Helena has always insisted that the affair began after Burton broke up with Marie and that they were not involved romantically during Planet Of The Apes. And although he is perceived as something of an eccentric, she says he is everything she wants in a companion and lover.

"It's just that sometimes he gets so excited that his mouth can't keep up with his brain and he's very physical, so he expresses a lot with his hands. He also paces up and down a lot," she says, smiling.

"On his last movie they gave him a pedometer because he was constantly pacing up and down - and he did 200 miles in three weeks.

"He is very warm, very tender, and, like me, he is utterly changed by becoming a parent. He's very romantic and gives me long-stemmed velvet roses."

Burton recently directed her again in Big Fish, a whimsical fantasy set in America's Deep South in which she stars with Ewan McGregor, Albert Finney and Jessica Lange. Helena jokes that he cast her in it because "I sleep with him". But it wasn't all roses and romance.

"He would walk straight past me and talk to Ewan as if I didn't exist," she recalls. "And at the end of the day he'd give Ewan lots of compliments and ignore me.

"He admitted later that he didn't want to be seen to have any favourites, but I said I really didn't think Ewan would mind and I had to tell him he had to compliment me, not just take me for granted.

"Then he took it too far and it was just too many compliments, so I said: 'Stop it. It's OK, it's OK."

Helena, great-granddaughter of British Prime Minister Herbert Asquith, had her first leading role at 17 in Lady Jane and was typecast as a classic English-rose type because of her demure characters and roles in period dramas Howards End and A Room With A View.

But after restyling her hair and going nude in The Wings Of The Dove she dramatically reinvented her image.

As Marla, a sexily neurotic punk, she had steamy love scenes with Brad Pitt in Fight Club, stunning critics who had not expected that such a well-brought-up, delicate-looking woman could play a sexy tough girl so convincingly.

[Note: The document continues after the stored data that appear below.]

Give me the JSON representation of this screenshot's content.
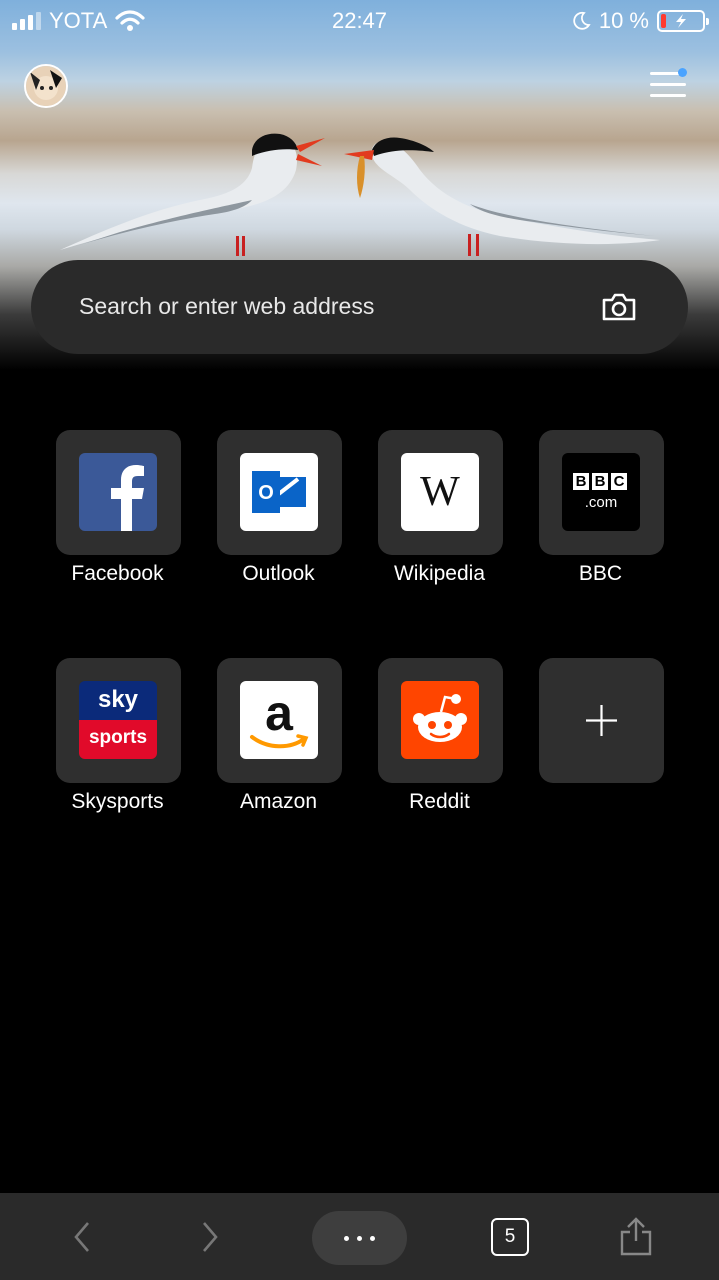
{
  "status_bar": {
    "carrier": "YOTA",
    "time": "22:47",
    "battery": "10 %"
  },
  "search": {
    "placeholder": "Search or enter web address"
  },
  "speed_dial": [
    {
      "label": "Facebook",
      "icon": "facebook-icon"
    },
    {
      "label": "Outlook",
      "icon": "outlook-icon"
    },
    {
      "label": "Wikipedia",
      "icon": "wikipedia-icon"
    },
    {
      "label": "BBC",
      "icon": "bbc-icon"
    },
    {
      "label": "Skysports",
      "icon": "skysports-icon"
    },
    {
      "label": "Amazon",
      "icon": "amazon-icon"
    },
    {
      "label": "Reddit",
      "icon": "reddit-icon"
    }
  ],
  "icon_text": {
    "wiki": "W",
    "bbc_a": "B",
    "bbc_b": "B",
    "bbc_c": "C",
    "bbc_com": ".com",
    "sky": "sky",
    "sports": "sports",
    "amazon": "a",
    "outlook": "O"
  },
  "toolbar": {
    "tab_count": "5"
  },
  "colors": {
    "facebook": "#3b5998",
    "outlook": "#0a64c8",
    "reddit": "#ff4500",
    "skysports_top": "#0b2a7a",
    "skysports_bottom": "#e10a2a"
  }
}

She spent Planet Of The Apes in a latex suit playing a female ape of whom co-star Mark Wahlberg later confessed: "I was very attracted to her - and I wasn't the only one."

As for a future in which she and Tim Burton grow old together, Helena laughs: "I've grown old. It's done. I'm already there."

More seriously, she adds: "Companionship, that's what we all seek. Long-lasting, for ever, till death."

Then she quotes from her mother, who is always ready with nuggets of advice: "But let's deal with the now, and see what happens later."